Roger Brooks, born an identical twin, was separated from his brother because an adopting family in Binghamton wanted only one mouth to feed in that long-ago May of 1938. Following four years in foster homes and cared for by inept or dysfunctional adults, Roger found his way into the hearts and home of widow Bessie and her divorced daughter, Mildred Elman. Twin Anthony Milasi became an “only child” to an Italian-Catholic couple who believed a patron saint had favored them with this adopted son.
By serendipity, these separated monozygotic - born of one egg - twins were happily reunited 24 years later. Neither knew his brother was alive. They were thereafter portrayed on television and in newspapers and magazines - yes, Reader’s Digest - as, “The Twins Who Found Each Other.”

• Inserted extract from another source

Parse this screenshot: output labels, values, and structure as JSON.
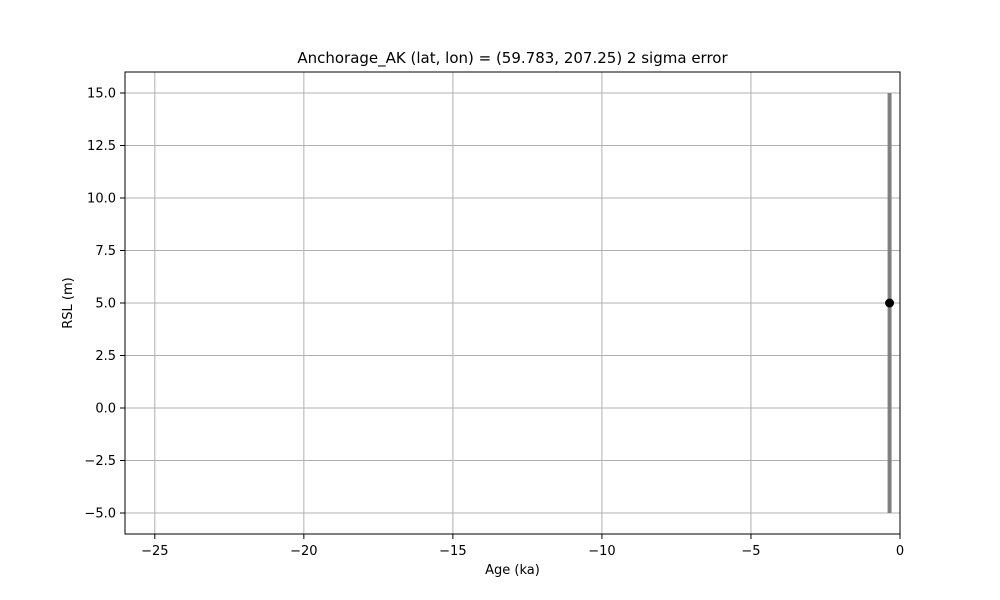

I wrote the book of the same name. As a trio, we traveled the United States, appearing on TV and in bookstores, shamelessly hawking our 1969 Morrow tome.
Tony has gone on to be uncommonly successful as a Binghamton businessman; Roger, with empathy and sensitivity learned from Grandma Elman, and others, became a social worker, a good husband and father and now grandfather.

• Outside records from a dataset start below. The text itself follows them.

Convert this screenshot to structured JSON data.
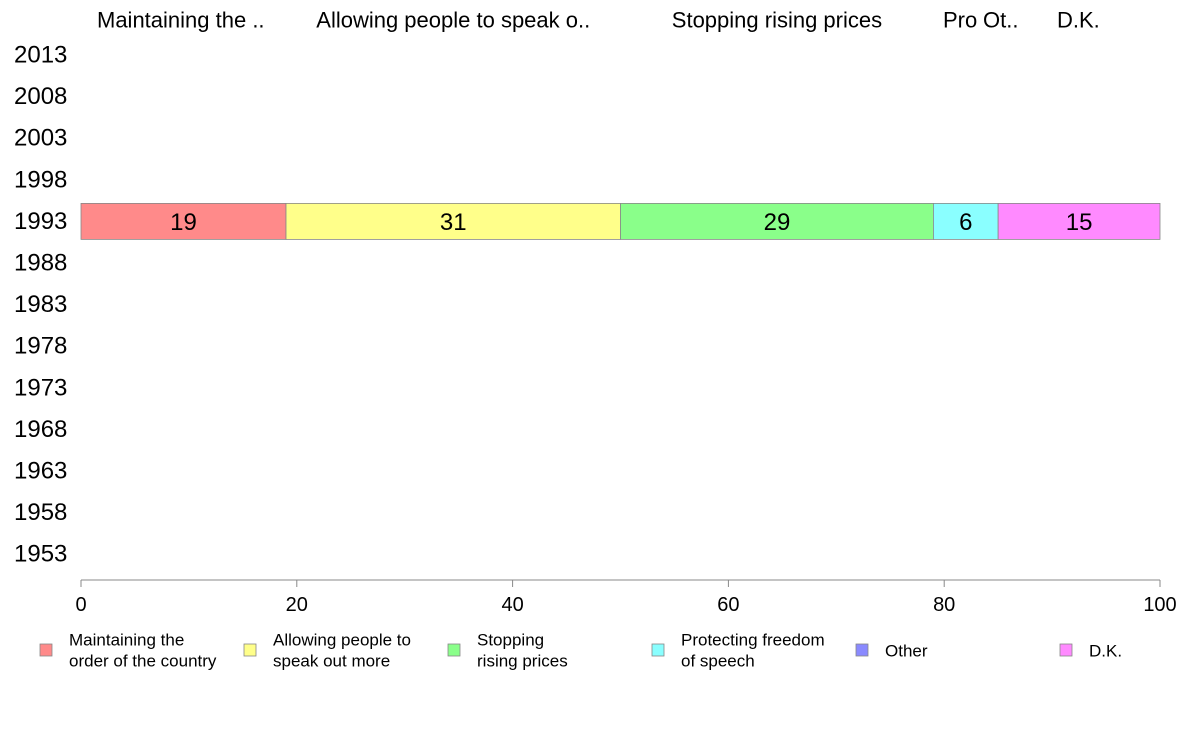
{
  "chart_data": {
    "type": "bar",
    "orientation": "horizontal",
    "stacked": true,
    "categories": [
      "2013",
      "2008",
      "2003",
      "1998",
      "1993",
      "1988",
      "1983",
      "1978",
      "1973",
      "1968",
      "1963",
      "1958",
      "1953"
    ],
    "series": [
      {
        "name": "Maintaining the order of the country",
        "legend_label": [
          "Maintaining the",
          "order of the country"
        ],
        "header_label": "Maintaining the ..",
        "color": "#ff8a8a",
        "values": [
          null,
          null,
          null,
          null,
          19,
          null,
          null,
          null,
          null,
          null,
          null,
          null,
          null
        ]
      },
      {
        "name": "Allowing people to speak out more",
        "legend_label": [
          "Allowing people to",
          "speak out more"
        ],
        "header_label": "Allowing people to speak o..",
        "color": "#ffff8a",
        "values": [
          null,
          null,
          null,
          null,
          31,
          null,
          null,
          null,
          null,
          null,
          null,
          null,
          null
        ]
      },
      {
        "name": "Stopping rising prices",
        "legend_label": [
          "Stopping",
          "rising prices"
        ],
        "header_label": "Stopping rising prices",
        "color": "#8aff8a",
        "values": [
          null,
          null,
          null,
          null,
          29,
          null,
          null,
          null,
          null,
          null,
          null,
          null,
          null
        ]
      },
      {
        "name": "Protecting freedom of speech",
        "legend_label": [
          "Protecting freedom",
          "of speech"
        ],
        "header_label": "Pro",
        "color": "#8affff",
        "values": [
          null,
          null,
          null,
          null,
          6,
          null,
          null,
          null,
          null,
          null,
          null,
          null,
          null
        ]
      },
      {
        "name": "Other",
        "legend_label": [
          "Other"
        ],
        "header_label": "Ot..",
        "color": "#8a8aff",
        "values": [
          null,
          null,
          null,
          null,
          0,
          null,
          null,
          null,
          null,
          null,
          null,
          null,
          null
        ]
      },
      {
        "name": "D.K.",
        "legend_label": [
          "D.K."
        ],
        "header_label": "D.K.",
        "color": "#ff8aff",
        "values": [
          null,
          null,
          null,
          null,
          15,
          null,
          null,
          null,
          null,
          null,
          null,
          null,
          null
        ]
      }
    ],
    "xlim": [
      0,
      100
    ],
    "xticks": [
      0,
      20,
      40,
      60,
      80,
      100
    ],
    "title": "",
    "xlabel": "",
    "ylabel": "",
    "grid": false,
    "legend_position": "bottom"
  }
}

He now has crafted the “Special Bus” story for his extended family, a reminder of how values are sometimes taught from one generation to the next.
- A quote for the week: “I want to tell people approaching and perhaps fearing age that it is a time of discovery. If they say, ‘Of what?’ I can only answer, ‘We must each find out for ourselves, otherwise it won’t be discovery.’” Florida Scott-Maxwell writes this in “The Measure of My Days.”
-Bulletin news: Age does not appear to be a factor in kidney donation or transplant, according to exciting new research from Wake Forest University Baptist Medical Center.
- Shame on Dr. C. Everett Koop, once proud U.S. Surgeon General, who today is a poster boy for a medic-alert device. Print ad says your choice: a nursing home, or live at home with our beeper.
- Lines we wish we’d written: “Everything you think you know about constipation is probably wrong.” Tufts Health & Nutrition Letter.
- Actress/comedienne Phyllis Diller, who turns 88 in July, confessed to 15 “cosmetic self-enhancement” surgeries. She then received an award from the American Academy of Cosmetic Surgery for her courage, along with her money.